Posted on: May 23, 2020

Source: Datebook

Posted by Tony Bravo | Saturday, May 23, 2020

Princess Panocha applies make up before she performs in a social distance drag show for queer elders living at Openhouse LGBTQ senior housing in San Francisco.

Drag queens Mary Vice and Princess Panocha have a pandemic makeup tip: avoid lip gloss.

“Matte lipstick is fine, but gloss makes your mask get stuck on your face,” Mary Vice said. “It’s a mess.”

The queens learned that the hard way as they got ready to perform in “Live Drag for our LGBTQ Elders” at Openhouse, a San Francisco LGBTQ senior housing development in the Lower Haight.  The show was a collaborative event benefiting the housing community as well as the Queer Nightlife Fund and Tenderloin Museum. Performers Mary Vice, Princess Panocha, Dulce De Leche, Per Sia and Shane Zaldivar danced and lip-synced in outdoor locations at Openhouse where residents were able to view them from their windows. The show, which also streamed live on Twitch, was hosted on Friday, May 22, which would have been San Francisco Supervisor Harvey Milk’s 90th birthday. Milk was the first openly gay elected official in California and represented the Castro district before he was assassinated in 1978.

“The amount of work that goes into a one-hour drag show at a senior apartment done safely is not a small amount of work,” said Openhouse Executive Director Karyn Skultety. “But we did a good job keeping people 6 feet apart, getting masks on people.”

Shane Zaldivar performs during a social distance drag show Friday, May 22, for queer elders living at Openhouse LGBTQ senior housing in San Francisco. Photo: Paul Kuroda, Special to The Chronicle

That afternoon, Openhouse’s courtyard and balconies became stages for the queens to strut and perform for the building’s upper floors. Several people from neighboring buildings even watched from their balconies. And they weren’t the only ones eager for a live performance after 11 weeks of sheltering; San Francisco drag community leader Juanita More, who helped organize the event’s talent, said the queens had been especially excited to get out of their homes in drag.

“I  know they’re all doing big powerhouse numbers,” she reported before the show. “They want to give a great, big show for the people here. I trust these girls to do that.”

Dulce De Leche performs in social distance drag show on Friday, May 22, in San Francisco.

With more space to move and emote than in their living rooms, the queens’ performances were bursting with energy and loaded with drama. There were costume changes and even props. Digital drag shows haven’t replaced the feeling of live performing, they all agreed.

“This feels amazing to perform for this community,” Per Sia said. “I haven’t been in front of a live audience since February.”

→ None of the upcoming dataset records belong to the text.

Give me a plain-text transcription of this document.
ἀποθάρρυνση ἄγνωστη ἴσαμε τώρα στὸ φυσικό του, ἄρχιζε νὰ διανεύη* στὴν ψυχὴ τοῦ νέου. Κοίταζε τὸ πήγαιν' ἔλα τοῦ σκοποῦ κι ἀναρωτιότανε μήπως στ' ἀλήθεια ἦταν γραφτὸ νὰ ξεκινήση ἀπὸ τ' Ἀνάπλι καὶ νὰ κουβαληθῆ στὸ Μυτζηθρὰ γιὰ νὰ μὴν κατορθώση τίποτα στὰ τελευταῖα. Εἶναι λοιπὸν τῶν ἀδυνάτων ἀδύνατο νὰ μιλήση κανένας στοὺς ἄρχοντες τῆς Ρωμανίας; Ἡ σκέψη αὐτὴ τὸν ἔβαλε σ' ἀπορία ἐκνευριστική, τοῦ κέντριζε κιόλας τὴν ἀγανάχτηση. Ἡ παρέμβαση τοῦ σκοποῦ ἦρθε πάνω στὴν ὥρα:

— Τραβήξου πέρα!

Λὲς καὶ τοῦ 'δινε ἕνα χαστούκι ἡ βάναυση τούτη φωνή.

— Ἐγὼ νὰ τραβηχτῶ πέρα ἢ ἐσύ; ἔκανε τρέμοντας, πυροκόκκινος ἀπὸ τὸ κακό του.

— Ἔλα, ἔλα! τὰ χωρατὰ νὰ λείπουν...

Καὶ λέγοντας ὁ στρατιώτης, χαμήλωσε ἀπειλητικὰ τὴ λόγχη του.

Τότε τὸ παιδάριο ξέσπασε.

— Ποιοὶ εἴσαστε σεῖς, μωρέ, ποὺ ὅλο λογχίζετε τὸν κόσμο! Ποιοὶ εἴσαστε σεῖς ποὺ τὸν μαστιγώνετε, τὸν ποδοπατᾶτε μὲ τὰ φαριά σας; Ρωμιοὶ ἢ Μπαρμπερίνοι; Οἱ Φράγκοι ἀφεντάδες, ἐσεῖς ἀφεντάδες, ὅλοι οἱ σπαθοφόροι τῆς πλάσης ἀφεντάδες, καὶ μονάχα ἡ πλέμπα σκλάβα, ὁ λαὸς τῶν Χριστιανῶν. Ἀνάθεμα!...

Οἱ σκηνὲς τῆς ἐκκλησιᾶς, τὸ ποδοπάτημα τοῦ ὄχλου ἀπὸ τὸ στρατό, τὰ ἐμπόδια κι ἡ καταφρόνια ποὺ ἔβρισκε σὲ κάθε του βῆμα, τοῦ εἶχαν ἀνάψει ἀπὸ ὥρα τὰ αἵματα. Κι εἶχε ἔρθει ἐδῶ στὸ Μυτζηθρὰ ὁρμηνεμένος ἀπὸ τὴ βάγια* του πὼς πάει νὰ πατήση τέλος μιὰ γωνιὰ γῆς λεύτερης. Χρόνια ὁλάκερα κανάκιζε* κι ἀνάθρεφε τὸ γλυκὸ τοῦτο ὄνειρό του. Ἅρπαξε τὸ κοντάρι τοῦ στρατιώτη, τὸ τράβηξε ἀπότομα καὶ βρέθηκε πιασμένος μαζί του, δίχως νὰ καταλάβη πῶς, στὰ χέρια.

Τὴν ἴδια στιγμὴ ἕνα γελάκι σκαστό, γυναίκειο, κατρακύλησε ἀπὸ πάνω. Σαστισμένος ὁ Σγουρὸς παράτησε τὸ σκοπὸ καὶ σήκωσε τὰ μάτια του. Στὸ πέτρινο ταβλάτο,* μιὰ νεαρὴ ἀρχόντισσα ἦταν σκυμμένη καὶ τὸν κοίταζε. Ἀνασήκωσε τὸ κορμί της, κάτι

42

A resident watches a performance during an outdoor staging of “Live Drag for our LGBTQ Elders” for people living at Openhouse LGBTQ senior housing in San Francisco. Photo: Paul Kuroda, Special to The Chronicle

Eddie Henderson rings a bell in appreciation of the social distance drag performance at Openhouse LGBTQ senior housing.

During Dulce de Leche’s lip sync to Patti LaBelle’s rendition of “Somewhere Over the Rainbow,” the rainbow Gay Pride flag flapped appropriately behind her on the balcony, with Dulce de Leche’s red sequin gown sparkling like ruby slippers. A floor above her, Openhouse residents watched from a window and cheered.

“Look!” Dulce de Leche yelled at the end of the song. “I swear, there’s a real rainbow above me!” as she pointed to a multicolored light refraction.

Shane Zaldivar was thrilled when her drag mother, activist and playwright Donna Personna, came downstairs from her apartment at Openhouse to watch her perform in the courtyard. In honor of Milk, the queen intercut excerpts from the politician’s  famous “Hope” speech with Julie Andrews singing “I Have Confidence” from “The Sound of Music.” At the end of her set, she held up a sign reading “hope.”

“She’s a wonderful artist,” Personna said. “I’m very proud of my drag daughter.”

Per Sia wears a mask before performing in a social distance drag show for queer elders in San Francisco.

Mary Vice closed the event lip-syncing to Janis Joplin’s “Cry Baby” on a balcony facing Laguna Street. People on the sidewalk below stopped to watch, whistled and shouted approval.

“This is what senior housing looks like!” Skultety yelled to them after the number.

For Openhouse resident Lulu, the event wasn’t just a celebration of Milk. The senior drag performer said that between their community fundraising, activism and talent as entertainers, “drag queens are the backbone of our community.”

Shane Zaldivar in social distance drag show for queer elders living at Openhouse LGBTQ senior housing.